- Kokavil
- Coordinates: 9°16′0″N 80°24′0″E﻿ / ﻿9.26667°N 80.40000°E
- Country: Sri Lanka
- Province: Northern
- District: Mullaitivu
- DS Division: Oddusuddan

= Kokavil =

Kokavil (கொக்காவில் කොකාවිල්) is a village in Mullaitivu District, Sri Lanka, also called Kokkavil. It is situated along the A-9 road.

==History==

=== Massacre on Yal Devi===
Troops were located parallel to the A-9 highway and the old Murikandi-Kokavil Railway Station where the Liberation Tigers of Tamil Eelam (LTTE) massacre on the "Yal Devi" passenger train occurred. On 19 January 1985, the packed Yal Devi train was attacked by members of the LTTE, triggering a landmine. 28 soldiers and 11 civilians were killed, and 20 soldiers, five civilians and three police officers were injured. The train driver pushed all the injured into the carriage connected to the diesel locomotive and continued the journey, leaving the other 12 compartments behind, as the train remained disconnected as a result of the impact of the blast. All casualties were delivered to the nearest hospital at the next railway station.

===Military history===

On 11 July 1990 the Sri Lankan Army lost the Kokavil army camp, which guarded the Rupavahini relay tower.
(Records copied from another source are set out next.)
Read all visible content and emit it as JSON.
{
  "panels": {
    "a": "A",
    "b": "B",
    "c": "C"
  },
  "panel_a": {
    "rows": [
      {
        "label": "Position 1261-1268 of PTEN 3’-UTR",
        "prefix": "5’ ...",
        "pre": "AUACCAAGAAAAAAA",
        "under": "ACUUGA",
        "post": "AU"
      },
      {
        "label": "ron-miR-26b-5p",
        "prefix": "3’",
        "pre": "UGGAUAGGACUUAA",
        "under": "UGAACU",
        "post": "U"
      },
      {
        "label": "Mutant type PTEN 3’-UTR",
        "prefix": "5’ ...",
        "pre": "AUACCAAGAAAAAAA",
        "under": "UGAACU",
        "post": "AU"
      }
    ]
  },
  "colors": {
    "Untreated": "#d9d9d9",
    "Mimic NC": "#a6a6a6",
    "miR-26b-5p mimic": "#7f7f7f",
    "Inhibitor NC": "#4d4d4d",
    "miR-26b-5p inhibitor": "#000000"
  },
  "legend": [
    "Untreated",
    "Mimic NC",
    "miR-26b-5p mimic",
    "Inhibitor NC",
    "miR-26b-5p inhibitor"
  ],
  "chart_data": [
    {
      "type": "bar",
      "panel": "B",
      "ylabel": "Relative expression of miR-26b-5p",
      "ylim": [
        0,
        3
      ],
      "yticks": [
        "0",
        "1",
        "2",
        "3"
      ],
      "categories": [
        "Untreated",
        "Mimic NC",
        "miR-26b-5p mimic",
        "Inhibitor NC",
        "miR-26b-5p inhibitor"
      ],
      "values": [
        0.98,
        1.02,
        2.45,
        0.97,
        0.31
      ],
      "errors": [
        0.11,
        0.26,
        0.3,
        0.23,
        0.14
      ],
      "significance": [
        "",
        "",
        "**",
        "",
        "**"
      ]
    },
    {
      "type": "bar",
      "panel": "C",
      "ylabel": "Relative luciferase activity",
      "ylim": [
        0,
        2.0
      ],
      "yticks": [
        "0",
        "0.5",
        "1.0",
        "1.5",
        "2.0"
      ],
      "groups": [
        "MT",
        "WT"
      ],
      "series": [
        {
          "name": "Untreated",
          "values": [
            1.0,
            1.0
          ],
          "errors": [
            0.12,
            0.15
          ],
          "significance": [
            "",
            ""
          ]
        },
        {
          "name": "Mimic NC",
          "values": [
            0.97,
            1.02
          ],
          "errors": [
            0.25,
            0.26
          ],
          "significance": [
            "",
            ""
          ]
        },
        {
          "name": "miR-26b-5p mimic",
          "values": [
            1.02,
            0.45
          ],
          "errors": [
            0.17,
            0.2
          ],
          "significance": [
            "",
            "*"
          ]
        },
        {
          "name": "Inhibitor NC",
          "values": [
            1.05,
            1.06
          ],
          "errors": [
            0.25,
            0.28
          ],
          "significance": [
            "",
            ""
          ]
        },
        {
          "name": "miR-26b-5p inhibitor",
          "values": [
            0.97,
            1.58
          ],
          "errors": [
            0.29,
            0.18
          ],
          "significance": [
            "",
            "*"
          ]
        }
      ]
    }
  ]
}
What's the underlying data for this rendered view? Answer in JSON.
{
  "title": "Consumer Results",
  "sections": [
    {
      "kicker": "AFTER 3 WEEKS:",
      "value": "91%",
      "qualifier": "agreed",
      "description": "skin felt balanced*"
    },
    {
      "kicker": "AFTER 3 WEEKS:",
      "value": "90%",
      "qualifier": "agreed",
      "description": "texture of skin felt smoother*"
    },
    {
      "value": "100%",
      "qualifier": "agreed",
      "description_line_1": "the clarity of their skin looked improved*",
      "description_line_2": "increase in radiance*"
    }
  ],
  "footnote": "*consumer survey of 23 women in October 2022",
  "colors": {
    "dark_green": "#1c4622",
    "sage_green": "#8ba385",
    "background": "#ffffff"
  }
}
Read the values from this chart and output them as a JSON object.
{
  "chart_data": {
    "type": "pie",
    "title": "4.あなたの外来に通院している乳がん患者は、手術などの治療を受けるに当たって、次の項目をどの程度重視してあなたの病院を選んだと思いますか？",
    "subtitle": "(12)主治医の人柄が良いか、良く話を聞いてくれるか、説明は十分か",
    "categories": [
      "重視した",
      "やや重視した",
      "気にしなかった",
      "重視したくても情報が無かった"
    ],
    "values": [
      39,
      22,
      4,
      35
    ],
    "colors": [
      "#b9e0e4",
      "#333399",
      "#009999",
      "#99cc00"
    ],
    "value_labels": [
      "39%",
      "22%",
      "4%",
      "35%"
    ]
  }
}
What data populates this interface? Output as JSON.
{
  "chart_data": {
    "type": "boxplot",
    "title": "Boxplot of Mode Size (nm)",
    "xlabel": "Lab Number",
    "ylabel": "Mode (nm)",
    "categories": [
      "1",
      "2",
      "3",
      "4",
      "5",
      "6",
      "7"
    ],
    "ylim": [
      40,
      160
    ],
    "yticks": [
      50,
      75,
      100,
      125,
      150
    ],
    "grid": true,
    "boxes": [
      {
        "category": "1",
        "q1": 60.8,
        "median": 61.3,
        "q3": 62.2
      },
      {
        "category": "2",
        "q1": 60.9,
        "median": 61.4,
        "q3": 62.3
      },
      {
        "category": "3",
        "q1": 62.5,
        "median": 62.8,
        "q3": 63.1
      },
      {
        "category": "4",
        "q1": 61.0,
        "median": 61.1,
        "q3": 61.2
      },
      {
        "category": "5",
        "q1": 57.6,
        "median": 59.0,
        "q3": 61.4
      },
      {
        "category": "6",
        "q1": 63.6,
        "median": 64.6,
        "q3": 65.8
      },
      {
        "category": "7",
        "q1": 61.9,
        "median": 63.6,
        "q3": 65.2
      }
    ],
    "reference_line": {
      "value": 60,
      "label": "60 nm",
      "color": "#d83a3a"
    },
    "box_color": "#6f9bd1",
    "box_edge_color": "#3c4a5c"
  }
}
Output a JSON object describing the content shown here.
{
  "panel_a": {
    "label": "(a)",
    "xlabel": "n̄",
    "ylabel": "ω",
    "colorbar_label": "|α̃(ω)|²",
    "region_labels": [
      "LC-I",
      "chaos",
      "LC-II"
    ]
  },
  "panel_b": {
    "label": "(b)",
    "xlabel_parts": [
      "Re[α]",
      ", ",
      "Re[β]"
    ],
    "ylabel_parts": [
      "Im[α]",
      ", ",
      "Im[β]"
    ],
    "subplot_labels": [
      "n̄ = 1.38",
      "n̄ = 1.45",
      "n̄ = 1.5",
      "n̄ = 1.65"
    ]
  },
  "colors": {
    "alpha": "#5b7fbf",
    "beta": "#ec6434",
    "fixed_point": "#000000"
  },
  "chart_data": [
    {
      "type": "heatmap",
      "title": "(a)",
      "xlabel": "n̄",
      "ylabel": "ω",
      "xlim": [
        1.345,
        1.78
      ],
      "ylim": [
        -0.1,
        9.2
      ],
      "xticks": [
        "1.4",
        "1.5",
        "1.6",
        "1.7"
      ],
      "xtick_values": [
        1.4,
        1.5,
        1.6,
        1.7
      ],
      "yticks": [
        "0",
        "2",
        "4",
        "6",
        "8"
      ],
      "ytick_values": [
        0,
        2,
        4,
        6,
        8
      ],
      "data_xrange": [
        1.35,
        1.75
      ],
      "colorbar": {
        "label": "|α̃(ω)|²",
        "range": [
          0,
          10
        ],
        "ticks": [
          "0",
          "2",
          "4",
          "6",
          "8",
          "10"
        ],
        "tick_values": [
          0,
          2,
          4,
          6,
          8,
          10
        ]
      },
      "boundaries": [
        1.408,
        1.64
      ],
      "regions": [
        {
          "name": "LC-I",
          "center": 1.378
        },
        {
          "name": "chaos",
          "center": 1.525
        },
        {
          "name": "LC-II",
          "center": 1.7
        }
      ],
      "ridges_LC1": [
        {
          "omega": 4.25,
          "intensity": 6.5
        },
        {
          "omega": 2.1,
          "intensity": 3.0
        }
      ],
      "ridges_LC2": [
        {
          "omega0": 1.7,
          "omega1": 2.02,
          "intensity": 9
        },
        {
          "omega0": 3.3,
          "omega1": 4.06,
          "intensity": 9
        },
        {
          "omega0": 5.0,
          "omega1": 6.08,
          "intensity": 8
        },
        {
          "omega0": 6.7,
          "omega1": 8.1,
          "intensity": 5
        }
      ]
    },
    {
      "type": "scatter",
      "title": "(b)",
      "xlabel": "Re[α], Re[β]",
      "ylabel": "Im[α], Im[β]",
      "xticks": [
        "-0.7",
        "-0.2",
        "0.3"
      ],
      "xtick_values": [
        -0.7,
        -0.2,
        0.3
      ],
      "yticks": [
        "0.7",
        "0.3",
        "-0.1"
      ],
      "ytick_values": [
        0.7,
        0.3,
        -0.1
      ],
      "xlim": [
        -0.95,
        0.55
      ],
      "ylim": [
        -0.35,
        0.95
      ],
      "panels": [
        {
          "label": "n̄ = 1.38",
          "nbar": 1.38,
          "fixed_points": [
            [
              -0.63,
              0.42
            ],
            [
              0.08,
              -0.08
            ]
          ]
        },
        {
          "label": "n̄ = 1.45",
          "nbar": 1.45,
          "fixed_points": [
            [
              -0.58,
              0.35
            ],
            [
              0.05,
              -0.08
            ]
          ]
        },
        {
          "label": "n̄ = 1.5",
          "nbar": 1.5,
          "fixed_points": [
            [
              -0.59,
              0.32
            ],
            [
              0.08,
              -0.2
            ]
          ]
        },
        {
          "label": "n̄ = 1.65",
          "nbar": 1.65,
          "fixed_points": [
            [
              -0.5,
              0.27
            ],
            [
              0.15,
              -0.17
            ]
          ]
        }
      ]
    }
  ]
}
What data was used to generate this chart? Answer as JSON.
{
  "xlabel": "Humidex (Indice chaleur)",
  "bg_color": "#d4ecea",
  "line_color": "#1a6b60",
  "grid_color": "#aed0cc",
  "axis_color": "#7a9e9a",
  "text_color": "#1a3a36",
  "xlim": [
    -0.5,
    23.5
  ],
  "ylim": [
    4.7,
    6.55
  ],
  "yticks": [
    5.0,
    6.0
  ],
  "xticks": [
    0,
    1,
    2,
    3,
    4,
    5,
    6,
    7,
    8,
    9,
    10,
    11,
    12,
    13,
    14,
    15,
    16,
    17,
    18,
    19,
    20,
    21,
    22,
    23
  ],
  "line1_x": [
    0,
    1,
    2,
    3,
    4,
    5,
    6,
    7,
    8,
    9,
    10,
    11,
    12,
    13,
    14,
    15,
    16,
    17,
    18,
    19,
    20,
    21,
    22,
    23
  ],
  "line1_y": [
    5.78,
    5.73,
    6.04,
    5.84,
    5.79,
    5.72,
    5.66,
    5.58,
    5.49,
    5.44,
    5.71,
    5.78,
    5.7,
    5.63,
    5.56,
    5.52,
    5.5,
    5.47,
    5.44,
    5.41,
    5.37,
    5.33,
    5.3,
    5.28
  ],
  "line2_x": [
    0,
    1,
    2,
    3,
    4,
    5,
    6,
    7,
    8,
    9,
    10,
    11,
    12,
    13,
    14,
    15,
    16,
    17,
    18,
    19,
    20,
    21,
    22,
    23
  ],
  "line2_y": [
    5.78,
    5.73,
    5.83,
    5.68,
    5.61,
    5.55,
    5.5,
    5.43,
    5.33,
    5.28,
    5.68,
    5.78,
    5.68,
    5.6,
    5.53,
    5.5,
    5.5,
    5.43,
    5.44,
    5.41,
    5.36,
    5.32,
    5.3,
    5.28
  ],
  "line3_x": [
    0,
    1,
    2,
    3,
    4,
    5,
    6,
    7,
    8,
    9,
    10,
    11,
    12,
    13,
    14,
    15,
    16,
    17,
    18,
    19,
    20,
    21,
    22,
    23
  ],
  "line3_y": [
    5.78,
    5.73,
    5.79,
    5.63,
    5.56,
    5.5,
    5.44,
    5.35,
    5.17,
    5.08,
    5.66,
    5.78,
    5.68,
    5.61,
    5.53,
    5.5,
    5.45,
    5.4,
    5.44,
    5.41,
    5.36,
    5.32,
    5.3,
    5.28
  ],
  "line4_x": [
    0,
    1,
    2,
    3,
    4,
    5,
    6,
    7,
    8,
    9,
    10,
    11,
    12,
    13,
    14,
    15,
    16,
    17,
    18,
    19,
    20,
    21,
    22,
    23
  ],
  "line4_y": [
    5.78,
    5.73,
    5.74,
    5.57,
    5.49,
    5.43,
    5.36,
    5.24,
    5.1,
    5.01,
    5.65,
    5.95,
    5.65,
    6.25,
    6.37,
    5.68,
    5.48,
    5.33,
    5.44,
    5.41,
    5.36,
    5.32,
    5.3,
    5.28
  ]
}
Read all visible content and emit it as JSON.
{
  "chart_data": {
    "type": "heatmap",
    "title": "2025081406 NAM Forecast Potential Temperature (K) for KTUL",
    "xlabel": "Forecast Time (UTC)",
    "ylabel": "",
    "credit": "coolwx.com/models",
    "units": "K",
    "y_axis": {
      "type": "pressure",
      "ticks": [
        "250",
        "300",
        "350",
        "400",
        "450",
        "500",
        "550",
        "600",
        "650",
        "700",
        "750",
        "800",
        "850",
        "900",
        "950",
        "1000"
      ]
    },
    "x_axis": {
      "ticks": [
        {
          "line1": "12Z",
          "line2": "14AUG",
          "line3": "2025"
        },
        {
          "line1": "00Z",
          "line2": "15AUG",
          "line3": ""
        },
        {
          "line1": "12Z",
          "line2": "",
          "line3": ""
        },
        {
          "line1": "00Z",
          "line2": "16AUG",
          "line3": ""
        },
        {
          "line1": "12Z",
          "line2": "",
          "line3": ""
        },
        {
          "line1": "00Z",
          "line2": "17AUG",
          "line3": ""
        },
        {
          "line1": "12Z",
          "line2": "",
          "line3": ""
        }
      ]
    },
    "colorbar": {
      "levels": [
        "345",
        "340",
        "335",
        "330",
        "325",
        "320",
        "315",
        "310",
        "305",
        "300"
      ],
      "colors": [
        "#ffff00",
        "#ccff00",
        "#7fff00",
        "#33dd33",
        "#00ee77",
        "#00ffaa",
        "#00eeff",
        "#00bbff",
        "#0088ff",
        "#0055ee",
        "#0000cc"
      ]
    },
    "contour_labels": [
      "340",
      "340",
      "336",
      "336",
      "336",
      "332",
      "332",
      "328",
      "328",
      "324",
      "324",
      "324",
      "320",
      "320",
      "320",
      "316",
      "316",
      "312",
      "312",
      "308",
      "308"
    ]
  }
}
Captain Saliya Upul Aladeniya was posthumously awarded the "Parama Weera Vibhushanaya" (PWV) Medal for valour during the fight, for defending the camp without reinforcements against the LTTE until the camp fell. He had received orders to abandon the camp, but refused to do so as the majority of his troops were injured and bullets were running low. He was the first to be posthumously nominated for the PWV.

The Sri Lanka Army recaptured Kokavil on December 1, 2008, as part of the Eelam War IV.